C. Manfaat Pentingnya Takhrij Al-Hadits
            Hadis merupakan salah satu sumber agama Islam. Ilmu takhrij al-hadis merupakan bagian dari ilmu-ilmu hadis yang penting untuk dipelajari dan dikuasai, karena di dalamnya mengkaji berbagai kaidah untuk mengetahui dari mana sumber hadis itu berasal. Selain itu, di dalamnya ditemukan banyak kegunaan dan hasil yang di peroleh, khususnya dalam menentukan kualitas suatu hadits.
Mengetahui masalah takhrij, kaidah dan metodenya adalah sesuatu yang sangat penting bagi orang yang mempelajari ilmu-ilmu syar’i agar mampu melacak suatu hadis sampai pada sumber aslinya. Kebutuhan takhrij adalah penting sekali, karena orang yang mempelajari ilmu hadis tidak akan dapat meriwayatkannya, kecuali setelah mengetahui ulama-ulama yang telah meriwayatkan hadits dalam kitabnya dengan dilengkapi sanadnya. Karena itu, masalah takhrij ini sangat dibutuhkan setiap orang yang membahas atau menekuni ilmu-ilmu syar’i dan yang sehubungan dengannya.[9] Dengan demikian, takhrij al-hadis memiliki manfaat yang sangat penting, di antaranya adalah:
1. Mengetahui asal-usul riwayat hadis. Suatu hadis akan sangat sulit diteliti status dan kualitasnya apabila tidak diketahui asal-usul pengambilannya. Dengan demikian sanad dan matan hadis tersebut juga sulit diketahui sumber dan kualitasnya. Maka takhrij hadis sangat diperlukan untuk melacak asal-usul riwayat sanad dan matan hadis dalam kitab sumber.[10]

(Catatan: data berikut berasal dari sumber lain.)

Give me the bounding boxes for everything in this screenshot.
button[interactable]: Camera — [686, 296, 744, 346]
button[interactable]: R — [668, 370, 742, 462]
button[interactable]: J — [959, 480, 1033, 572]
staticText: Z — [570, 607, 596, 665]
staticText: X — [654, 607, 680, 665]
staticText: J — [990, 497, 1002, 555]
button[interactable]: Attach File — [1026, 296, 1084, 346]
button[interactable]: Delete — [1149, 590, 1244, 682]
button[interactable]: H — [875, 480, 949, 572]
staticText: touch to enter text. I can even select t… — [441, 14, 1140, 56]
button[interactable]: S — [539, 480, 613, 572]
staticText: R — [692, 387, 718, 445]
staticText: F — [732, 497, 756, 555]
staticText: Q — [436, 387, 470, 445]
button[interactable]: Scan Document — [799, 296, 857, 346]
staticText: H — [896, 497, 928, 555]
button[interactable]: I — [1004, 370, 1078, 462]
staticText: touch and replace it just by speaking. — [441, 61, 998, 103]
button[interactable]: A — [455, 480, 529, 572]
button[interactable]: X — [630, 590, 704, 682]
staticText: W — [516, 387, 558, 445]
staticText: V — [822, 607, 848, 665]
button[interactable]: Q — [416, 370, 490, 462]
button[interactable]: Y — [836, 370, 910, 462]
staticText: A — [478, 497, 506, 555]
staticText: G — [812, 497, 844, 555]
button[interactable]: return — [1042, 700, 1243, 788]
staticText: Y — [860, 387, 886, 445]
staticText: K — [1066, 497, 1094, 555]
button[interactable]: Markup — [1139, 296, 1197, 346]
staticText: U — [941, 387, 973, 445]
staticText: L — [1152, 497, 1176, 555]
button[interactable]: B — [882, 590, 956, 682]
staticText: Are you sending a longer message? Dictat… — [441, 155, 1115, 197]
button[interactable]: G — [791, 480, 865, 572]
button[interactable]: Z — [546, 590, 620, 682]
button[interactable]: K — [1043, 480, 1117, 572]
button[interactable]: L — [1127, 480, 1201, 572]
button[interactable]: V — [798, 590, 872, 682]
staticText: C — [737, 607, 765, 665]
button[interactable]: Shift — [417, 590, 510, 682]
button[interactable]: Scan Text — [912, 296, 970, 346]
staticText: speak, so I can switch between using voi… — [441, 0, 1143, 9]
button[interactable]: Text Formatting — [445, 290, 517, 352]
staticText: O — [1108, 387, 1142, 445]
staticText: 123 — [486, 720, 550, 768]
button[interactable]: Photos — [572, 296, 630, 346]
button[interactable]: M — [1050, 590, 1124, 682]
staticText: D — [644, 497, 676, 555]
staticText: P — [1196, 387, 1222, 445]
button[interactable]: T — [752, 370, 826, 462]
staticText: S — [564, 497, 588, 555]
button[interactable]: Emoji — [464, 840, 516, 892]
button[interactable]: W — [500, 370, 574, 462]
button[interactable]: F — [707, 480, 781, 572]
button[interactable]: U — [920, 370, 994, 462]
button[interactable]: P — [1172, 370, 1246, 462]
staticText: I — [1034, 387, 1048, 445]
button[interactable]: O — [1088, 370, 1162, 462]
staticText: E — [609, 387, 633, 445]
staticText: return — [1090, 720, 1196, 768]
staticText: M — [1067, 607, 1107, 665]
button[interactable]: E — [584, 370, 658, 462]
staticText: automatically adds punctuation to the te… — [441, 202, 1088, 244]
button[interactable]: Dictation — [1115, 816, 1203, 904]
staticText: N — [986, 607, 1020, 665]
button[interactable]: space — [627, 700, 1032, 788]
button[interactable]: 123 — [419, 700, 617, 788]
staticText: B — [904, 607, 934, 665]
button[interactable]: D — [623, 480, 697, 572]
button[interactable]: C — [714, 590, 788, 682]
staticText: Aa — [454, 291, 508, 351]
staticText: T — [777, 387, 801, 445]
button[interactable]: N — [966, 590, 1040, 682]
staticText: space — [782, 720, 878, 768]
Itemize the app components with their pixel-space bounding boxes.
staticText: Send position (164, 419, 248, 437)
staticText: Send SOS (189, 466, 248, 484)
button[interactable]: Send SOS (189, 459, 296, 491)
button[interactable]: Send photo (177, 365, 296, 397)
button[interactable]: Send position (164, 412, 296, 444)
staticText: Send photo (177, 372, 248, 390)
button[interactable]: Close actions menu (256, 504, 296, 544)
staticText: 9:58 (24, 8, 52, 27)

2. Mengetahui seluruh rawi. Hadis yang akan diteliti mungkin memiliki lebih dari satu sanad. Takhrij hadis sangat dibutuhkan untuk melacak dan mengetahui kualitas sanad dari masing-masing rowi/periwayat hadis.[11]
3. Mengetahui Syahid dan Mutabi’ dalam sanad. Jika hadits yang diteliti memiliki riwayat lain yang mendukung sanad-nya, maka riwayat yang pertama (Sahabat Nabi) pada hadits tersebut disebut sebagai syahid. Abila riwayat lain yang mendukung sanad-nya terdapat di bagian bukan periwayat tingkat sahabat, disebut sebagai mutabi’. Syahid dan mutabi’ merupakan sanad yang kuat. Tanpa dilakukan takhrij hadis, maka tidak dapat diketahui secara pasti seluruh sanad untuk hadis yang diteliti.[12]
4. Untuk menentukan kualitas suatu Hadis. Dengan takhrij hadis seseorang akan mengetahui kualitas suatu hadis, apakah itu shahih, hasan, atau dha’if.[13]
5. Menguatkan kenyakinan bahwa suatu hadits adalah benar-benar berasal dari Rasulluah SAW yang harus kita ikuti, karena adanya bukti-bukti yang kuat tentang kebenaran hadits tersebut, baik dan segi sanad maupun matan.[14]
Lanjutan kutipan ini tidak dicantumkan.